I am looking for suggestions for professionally geared literature for pastry chef. As a sous chef I like to use the CIA textbook and the old FCI textbook when I need to look something up for classic cuisine, proper terminology and the like. I am looking for something similar that pastry chefs may reference, namely for techniques, recipes, equipment know-how, etc. Any websites are helpful too. Thanks.


----------



## fablesable (Oct 11, 2014)

Le Larousse des Desserts by Pierre Herme

Any book by Yves Thuries

Professional Baking by Wayne Gisslen

The Professional Pastry Chef Fundamentals of Baking and Pastry by Bo Friberg

Ratio: The simple codes behind the Craft of Everyday Cooking by Michael Ruhlman

There are so many I cannot list them all here but lets just say that over my time in the culinary/baking/pastry world I have accumulated more than my fair share of books and bibles. I think it comes down to specifics of what exactly you are wanting to produce. Baking and pastry are different animals in the long run so it really depends on your focus. The above books will help you with foundational knowledge. Then there are other authors and textbooks out there that lean to more specific or home cooks that want a notch above the rest approach to their pastry and baking.

I also have:

Beard on Baking by James Beard

Lots of Rose Levy Beranbaum

Books by Staphane Reynaud (short stint with this man was worth every moment)

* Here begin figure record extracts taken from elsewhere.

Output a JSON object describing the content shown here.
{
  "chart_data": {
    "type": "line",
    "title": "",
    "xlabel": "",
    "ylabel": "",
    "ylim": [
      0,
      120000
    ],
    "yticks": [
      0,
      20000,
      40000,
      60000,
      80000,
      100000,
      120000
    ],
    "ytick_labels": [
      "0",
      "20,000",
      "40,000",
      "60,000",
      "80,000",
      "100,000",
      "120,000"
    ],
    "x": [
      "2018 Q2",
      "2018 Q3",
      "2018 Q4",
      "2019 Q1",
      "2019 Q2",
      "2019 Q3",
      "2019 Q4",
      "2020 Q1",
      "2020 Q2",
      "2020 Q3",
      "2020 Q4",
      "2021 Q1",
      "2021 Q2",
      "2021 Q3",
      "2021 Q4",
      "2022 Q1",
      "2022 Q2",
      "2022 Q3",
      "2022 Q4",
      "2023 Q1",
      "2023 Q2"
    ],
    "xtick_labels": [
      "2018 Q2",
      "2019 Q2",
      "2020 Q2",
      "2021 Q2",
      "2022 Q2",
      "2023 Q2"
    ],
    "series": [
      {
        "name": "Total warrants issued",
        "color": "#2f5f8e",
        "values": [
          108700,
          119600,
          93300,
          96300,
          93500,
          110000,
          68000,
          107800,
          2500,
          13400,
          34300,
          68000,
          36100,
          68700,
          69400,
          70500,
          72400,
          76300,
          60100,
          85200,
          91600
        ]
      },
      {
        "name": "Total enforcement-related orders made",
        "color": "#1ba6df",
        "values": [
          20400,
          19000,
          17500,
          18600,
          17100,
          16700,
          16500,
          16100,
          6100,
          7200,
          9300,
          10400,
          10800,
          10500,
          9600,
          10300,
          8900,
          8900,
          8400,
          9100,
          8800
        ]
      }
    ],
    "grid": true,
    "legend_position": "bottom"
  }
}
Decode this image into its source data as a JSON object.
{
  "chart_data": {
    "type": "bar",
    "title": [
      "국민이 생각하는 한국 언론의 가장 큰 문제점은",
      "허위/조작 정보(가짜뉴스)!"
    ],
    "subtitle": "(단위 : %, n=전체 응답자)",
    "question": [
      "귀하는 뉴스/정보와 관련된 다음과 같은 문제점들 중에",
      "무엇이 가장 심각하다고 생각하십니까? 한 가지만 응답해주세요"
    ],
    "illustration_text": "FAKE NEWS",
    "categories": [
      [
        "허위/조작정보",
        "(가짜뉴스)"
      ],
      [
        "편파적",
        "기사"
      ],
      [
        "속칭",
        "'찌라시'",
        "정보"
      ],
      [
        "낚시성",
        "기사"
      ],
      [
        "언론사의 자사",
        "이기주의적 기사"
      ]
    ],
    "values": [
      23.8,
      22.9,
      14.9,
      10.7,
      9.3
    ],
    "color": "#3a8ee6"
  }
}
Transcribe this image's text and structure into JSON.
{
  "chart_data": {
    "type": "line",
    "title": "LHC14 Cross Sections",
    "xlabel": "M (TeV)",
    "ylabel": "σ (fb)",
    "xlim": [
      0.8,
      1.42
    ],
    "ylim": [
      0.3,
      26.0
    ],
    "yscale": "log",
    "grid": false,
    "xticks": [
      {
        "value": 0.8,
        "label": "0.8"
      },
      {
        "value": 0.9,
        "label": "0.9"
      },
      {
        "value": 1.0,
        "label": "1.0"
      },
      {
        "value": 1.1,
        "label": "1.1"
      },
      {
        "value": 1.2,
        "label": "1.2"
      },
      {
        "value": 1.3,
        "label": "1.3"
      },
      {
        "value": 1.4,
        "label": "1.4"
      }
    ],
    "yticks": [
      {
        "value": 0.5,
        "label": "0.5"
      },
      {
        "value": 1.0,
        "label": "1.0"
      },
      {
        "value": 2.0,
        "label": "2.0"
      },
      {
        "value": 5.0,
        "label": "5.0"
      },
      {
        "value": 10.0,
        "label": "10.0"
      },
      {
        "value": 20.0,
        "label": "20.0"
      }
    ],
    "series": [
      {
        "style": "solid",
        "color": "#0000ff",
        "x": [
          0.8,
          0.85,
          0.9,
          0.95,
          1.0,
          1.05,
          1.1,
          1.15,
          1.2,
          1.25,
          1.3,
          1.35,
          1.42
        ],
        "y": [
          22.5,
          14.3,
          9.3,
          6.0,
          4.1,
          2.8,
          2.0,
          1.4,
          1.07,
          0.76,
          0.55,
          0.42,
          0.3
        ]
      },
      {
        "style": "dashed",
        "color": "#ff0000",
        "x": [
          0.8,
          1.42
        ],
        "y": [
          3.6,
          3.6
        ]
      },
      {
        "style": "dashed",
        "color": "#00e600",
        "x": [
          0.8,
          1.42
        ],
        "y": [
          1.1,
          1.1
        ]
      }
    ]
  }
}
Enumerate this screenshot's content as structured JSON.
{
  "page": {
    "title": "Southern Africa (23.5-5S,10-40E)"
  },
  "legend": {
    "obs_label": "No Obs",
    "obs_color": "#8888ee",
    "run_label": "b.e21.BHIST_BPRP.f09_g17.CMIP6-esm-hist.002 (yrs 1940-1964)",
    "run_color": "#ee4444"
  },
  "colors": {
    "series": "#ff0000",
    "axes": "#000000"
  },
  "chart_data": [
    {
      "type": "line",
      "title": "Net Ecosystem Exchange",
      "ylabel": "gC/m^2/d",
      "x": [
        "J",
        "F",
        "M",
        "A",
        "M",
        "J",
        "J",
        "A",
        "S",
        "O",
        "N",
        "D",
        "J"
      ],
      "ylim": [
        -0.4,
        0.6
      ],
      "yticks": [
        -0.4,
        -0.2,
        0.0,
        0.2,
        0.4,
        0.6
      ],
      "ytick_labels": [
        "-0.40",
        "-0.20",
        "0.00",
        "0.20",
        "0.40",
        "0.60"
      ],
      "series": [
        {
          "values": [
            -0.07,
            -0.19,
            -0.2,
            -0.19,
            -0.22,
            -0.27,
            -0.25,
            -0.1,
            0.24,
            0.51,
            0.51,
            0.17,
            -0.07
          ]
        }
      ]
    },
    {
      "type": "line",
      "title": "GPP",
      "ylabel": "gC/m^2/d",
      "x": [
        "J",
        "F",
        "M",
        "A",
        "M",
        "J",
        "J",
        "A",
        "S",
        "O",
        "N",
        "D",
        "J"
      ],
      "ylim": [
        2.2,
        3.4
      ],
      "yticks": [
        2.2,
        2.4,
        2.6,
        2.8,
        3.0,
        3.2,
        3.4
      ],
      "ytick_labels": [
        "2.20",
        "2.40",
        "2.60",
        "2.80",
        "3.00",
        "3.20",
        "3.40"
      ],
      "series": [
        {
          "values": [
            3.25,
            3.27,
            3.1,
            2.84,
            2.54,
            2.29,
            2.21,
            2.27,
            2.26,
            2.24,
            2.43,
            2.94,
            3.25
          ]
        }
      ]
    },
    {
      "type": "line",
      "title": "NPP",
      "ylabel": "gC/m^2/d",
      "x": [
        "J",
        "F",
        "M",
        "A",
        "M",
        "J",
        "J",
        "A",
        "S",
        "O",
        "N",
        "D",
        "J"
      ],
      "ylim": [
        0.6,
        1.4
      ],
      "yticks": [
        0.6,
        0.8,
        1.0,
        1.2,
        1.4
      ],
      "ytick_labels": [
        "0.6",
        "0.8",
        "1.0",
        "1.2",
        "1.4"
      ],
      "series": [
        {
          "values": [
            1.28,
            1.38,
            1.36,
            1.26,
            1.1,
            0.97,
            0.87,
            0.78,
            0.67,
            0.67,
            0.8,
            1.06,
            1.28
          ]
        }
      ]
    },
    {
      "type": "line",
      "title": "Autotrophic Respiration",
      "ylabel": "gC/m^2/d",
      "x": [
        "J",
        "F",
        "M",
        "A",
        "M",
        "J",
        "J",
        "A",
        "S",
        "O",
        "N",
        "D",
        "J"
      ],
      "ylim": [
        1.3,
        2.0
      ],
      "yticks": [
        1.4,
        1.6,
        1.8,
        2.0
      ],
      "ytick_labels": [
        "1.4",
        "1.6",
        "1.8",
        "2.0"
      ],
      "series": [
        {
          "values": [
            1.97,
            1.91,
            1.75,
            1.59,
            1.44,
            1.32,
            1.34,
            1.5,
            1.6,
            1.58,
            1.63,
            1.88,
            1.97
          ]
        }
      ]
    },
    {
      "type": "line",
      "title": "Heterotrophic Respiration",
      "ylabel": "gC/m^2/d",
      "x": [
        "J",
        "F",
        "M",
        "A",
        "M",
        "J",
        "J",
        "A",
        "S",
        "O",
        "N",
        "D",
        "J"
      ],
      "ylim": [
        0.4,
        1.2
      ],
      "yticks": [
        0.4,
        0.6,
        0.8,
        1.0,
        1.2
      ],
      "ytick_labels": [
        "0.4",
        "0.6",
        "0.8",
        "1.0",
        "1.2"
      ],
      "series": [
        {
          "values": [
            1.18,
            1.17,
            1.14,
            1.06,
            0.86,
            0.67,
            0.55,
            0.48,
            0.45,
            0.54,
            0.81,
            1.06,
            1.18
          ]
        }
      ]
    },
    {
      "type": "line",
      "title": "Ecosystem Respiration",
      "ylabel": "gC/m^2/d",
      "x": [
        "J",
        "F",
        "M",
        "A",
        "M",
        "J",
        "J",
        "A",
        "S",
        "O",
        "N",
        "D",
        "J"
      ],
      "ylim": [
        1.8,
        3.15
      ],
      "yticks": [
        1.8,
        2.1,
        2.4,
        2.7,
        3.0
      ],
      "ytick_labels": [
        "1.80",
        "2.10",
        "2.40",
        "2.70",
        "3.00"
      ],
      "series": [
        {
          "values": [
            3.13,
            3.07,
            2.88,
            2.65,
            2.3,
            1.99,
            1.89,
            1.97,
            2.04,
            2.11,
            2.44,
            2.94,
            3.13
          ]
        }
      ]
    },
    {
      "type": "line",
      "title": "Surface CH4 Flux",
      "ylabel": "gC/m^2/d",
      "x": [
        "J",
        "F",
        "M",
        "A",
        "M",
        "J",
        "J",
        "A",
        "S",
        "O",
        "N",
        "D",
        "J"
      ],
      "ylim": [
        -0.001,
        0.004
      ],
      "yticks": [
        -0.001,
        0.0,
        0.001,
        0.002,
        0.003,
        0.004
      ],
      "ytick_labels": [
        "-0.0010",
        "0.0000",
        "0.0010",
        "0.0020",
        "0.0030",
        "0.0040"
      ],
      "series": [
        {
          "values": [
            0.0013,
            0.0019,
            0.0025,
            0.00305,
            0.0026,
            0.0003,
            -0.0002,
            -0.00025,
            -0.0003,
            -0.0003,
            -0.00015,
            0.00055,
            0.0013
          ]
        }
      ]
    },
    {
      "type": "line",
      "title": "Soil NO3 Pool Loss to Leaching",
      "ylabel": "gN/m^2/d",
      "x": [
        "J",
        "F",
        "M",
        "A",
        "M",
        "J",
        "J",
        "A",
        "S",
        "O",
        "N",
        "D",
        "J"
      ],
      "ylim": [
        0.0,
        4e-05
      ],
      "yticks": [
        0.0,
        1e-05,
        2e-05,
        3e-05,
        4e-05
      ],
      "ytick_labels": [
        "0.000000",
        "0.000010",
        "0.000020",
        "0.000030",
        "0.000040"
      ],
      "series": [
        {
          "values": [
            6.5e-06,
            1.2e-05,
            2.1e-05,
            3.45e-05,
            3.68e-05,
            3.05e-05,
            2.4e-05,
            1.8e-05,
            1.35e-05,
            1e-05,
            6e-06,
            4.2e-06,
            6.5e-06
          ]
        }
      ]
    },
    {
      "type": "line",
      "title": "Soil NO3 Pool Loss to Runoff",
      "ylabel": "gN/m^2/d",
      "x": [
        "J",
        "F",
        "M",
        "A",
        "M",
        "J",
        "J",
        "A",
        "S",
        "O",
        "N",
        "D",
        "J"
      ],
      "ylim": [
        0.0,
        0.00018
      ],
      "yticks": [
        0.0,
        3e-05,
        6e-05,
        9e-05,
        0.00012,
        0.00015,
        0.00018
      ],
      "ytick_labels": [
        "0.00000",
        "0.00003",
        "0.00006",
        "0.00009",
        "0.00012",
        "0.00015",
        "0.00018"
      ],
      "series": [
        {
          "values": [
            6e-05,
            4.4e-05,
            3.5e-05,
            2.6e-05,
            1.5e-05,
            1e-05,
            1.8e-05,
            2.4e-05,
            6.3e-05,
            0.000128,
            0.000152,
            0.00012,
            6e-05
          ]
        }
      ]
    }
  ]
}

Books by Laduree (I worked for Laduree for one of my pastry apprenticeships)

Sooooo many great books (yes, I am a bookworm)!! I just collected them as I went through the industry and when people recommended a book or I worked with or met those people that wrote the books.

HTH /img/vbsmilies/smilies/biggrin.gif


----------



## minas6907 (Aug 14, 2012)

In addition to the above, I'd recommend The Advanced Professional Pastry Chef (also by Bo Friberg), On Baking, and Baking and Pastry from CIA. 

Sent from my SM-G900V using Tapatalk


----------



## ilovetheweeds (Apr 24, 2016)

linecook854 said:


> I am looking for suggestions for professionally geared literature for pastry chef. As a sous chef I like to use the CIA textbook and the old FCI textbook when I need to look something up for classic cuisine, proper terminology and the like. I am looking for something similar that pastry chefs may reference, namely for techniques, recipes, equipment know-how, etc. Any websites are helpful too. Thanks.


The International Dictionary of Desserts, Pastries, and Confections by Carol Bloom....excellent reference book but kind of dated. Lots of lesser known desserts and the like and so it's interesting as well as helpful.


----------